Editorial: Real change needed to transform economy
ONLY time will tell if the reshuffled Cabinet unveiled by Taoiseach Enda Kenny will revive the fortunes of the Government and the country. Despite all the optics and overtures, the reshuffle is inherently conservative, and, for the most part, predictable. Fine Gael has retained the key finance and public service portfolios. Tanaiste Joan Burton, who remains as Minister for Social Protection, has made a virtue of the fact that Labour has secured the Department of Environment and Local Government.
The junior party has also secured a super junior ministry for jobs, a position honed in on a new low-pay commission.
The appointment of more women to the Cabinet is a welcome, necessary feature of the reshuffle.
The greatest gamble was the appointment of Leo Varadkar, the feisty young Dublin West TD who has been assigned as Health Minister, the most dreaded of all ministries.
Few ministers emerge from the fabled "Angola" intact.
And given the record of former health minister James Reilly in this regard, it seems surprising that he was allowed to retain a portion of that portfolio.
Dr Reilly is now Children and Public Health Minister, a newly created ministry that saves face for the Fine Gael deputy leader, but raises questions about the Government's commitment to children as a standalone priority.
The appointment of Mr Varadkar is a gamble on his unique style of outspoken politics which has, in the past, proved both a liability as well as an asset. His forthright nature and ability to call it right, more often than not, will be needed to curb vested interests and a deficit currently running at more than €107m.
Much of the post-crisis financial measures are already embedded and subject to oversight by the troika.
This means that this revived Government may ultimately be assessed on the juggernauts of health and housing, including managing the plight of those in mortgage arrears and in debt.
The conservative reshuffle will need to be accompanied by radical measures to bring our economy and society back to full health.

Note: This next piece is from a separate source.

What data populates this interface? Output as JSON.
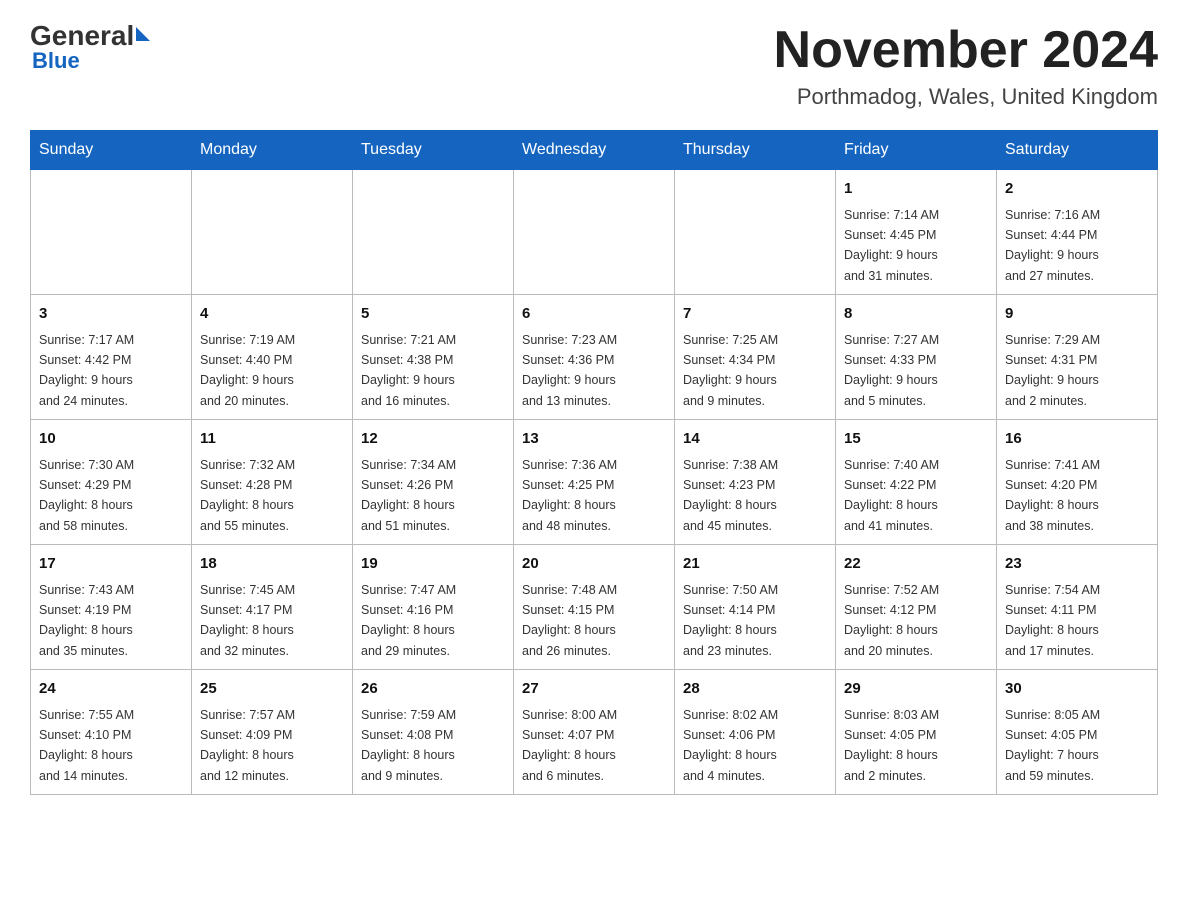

State must abide by the road laws it creates
MOTORISTS who successfully challenge road traffic legislation are often accused of "getting away with it" on the basis of mere technicalities. But as the President of the High Court has reminded us, technicalities matter.
Yesterday, a man accused of speeding had his summonses dismissed because gardai did not provide him with a photo showing his car was involved prior to his trial.

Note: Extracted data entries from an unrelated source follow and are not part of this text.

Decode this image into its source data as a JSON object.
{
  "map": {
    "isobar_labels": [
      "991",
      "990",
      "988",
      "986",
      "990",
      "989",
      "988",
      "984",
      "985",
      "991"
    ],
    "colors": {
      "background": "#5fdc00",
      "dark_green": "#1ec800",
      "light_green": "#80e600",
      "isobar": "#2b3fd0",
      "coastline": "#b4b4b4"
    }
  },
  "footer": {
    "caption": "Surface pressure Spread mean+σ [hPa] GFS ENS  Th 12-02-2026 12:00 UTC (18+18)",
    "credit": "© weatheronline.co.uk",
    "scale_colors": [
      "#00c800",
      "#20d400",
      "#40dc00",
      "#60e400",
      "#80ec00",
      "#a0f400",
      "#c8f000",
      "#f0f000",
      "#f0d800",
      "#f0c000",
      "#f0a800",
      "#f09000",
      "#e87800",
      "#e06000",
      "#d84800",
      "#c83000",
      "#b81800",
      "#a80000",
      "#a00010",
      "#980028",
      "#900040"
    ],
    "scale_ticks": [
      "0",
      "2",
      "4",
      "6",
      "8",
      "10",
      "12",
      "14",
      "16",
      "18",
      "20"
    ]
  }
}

The ruling by Mr Justice Nicholas Kearns could affect hundreds if not thousands of similar cases.
Section 81.3 of the 2010 Road Traffic Act requires that a copy of any electronic record of the alleged speeding must be served on an accused person before their trial.

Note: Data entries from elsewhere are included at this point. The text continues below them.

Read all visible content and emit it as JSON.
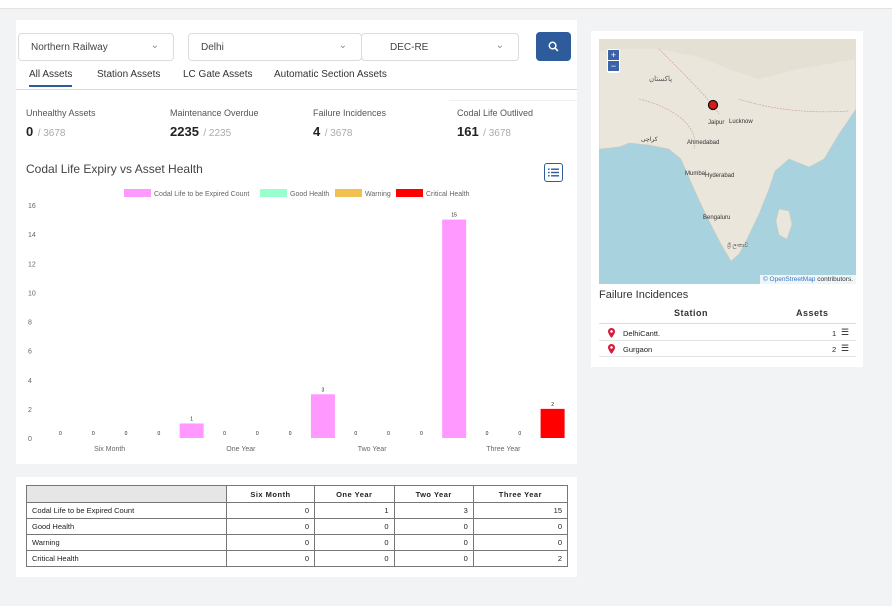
{
  "filters": {
    "zone": "Northern Railway",
    "division": "Delhi",
    "section": "DEC-RE"
  },
  "tabs": [
    {
      "label": "All Assets",
      "active": true
    },
    {
      "label": "Station Assets",
      "active": false
    },
    {
      "label": "LC Gate Assets",
      "active": false
    },
    {
      "label": "Automatic Section Assets",
      "active": false
    }
  ],
  "stats": [
    {
      "label": "Unhealthy Assets",
      "value": "0",
      "total": "/ 3678"
    },
    {
      "label": "Maintenance Overdue",
      "value": "2235",
      "total": "/ 2235"
    },
    {
      "label": "Failure Incidences",
      "value": "4",
      "total": "/ 3678"
    },
    {
      "label": "Codal Life Outlived",
      "value": "161",
      "total": "/ 3678"
    }
  ],
  "chart_title": "Codal Life Expiry vs Asset Health",
  "chart_data": {
    "type": "bar",
    "categories": [
      "Six Month",
      "One Year",
      "Two Year",
      "Three Year"
    ],
    "series": [
      {
        "name": "Codal Life to be Expired Count",
        "color": "#ff99ff",
        "values": [
          0,
          1,
          3,
          15
        ]
      },
      {
        "name": "Good Health",
        "color": "#99ffcc",
        "values": [
          0,
          0,
          0,
          0
        ]
      },
      {
        "name": "Warning",
        "color": "#f0c050",
        "values": [
          0,
          0,
          0,
          0
        ]
      },
      {
        "name": "Critical Health",
        "color": "#ff0000",
        "values": [
          0,
          0,
          0,
          2
        ]
      }
    ],
    "ylim": [
      0,
      16
    ],
    "yticks": [
      0,
      2,
      4,
      6,
      8,
      10,
      12,
      14,
      16
    ],
    "legend": "top-center",
    "grid": false
  },
  "table": {
    "headers": [
      "",
      "Six Month",
      "One Year",
      "Two Year",
      "Three Year"
    ],
    "rows": [
      [
        "Codal Life to be Expired Count",
        "0",
        "1",
        "3",
        "15"
      ],
      [
        "Good Health",
        "0",
        "0",
        "0",
        "0"
      ],
      [
        "Warning",
        "0",
        "0",
        "0",
        "0"
      ],
      [
        "Critical Health",
        "0",
        "0",
        "0",
        "2"
      ]
    ]
  },
  "map": {
    "zoom_in": "+",
    "zoom_out": "−",
    "labels": {
      "jaipur": "Jaipur",
      "lucknow": "Lucknow",
      "ahmedabad": "Ahmedabad",
      "mumbai": "Mumbai",
      "hyderabad": "Hyderabad",
      "bengaluru": "Bengaluru",
      "karachi": "کراچی",
      "pakistan": "پاکستان",
      "srilanka": "ශ්‍රී ලංකාව"
    },
    "attribution_link": "© OpenStreetMap",
    "attribution_text": " contributors."
  },
  "failure": {
    "title": "Failure Incidences",
    "col_station": "Station",
    "col_assets": "Assets",
    "rows": [
      {
        "station": "DelhiCantt.",
        "assets": "1"
      },
      {
        "station": "Gurgaon",
        "assets": "2"
      }
    ]
  }
}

This is critical in speeding cases where there is no other evidence that can 'bring home' the prosecution.
Criminal statutes must be construed strictly and any ambiguity must be resolved in favour of an accused.
A member of gardai testified that it is normal or usually the case that the photographic or documentary record is included with the summons when it is issued.
That is not the same as actually giving it to an accused before trial.
Road safety is a major priority for the Government in a country with historically high road deaths.
And it is because drivers face mandatory and potentially severe penalties on conviction for road traffic offences – up to and including jail – that the State must abide by the laws it creates.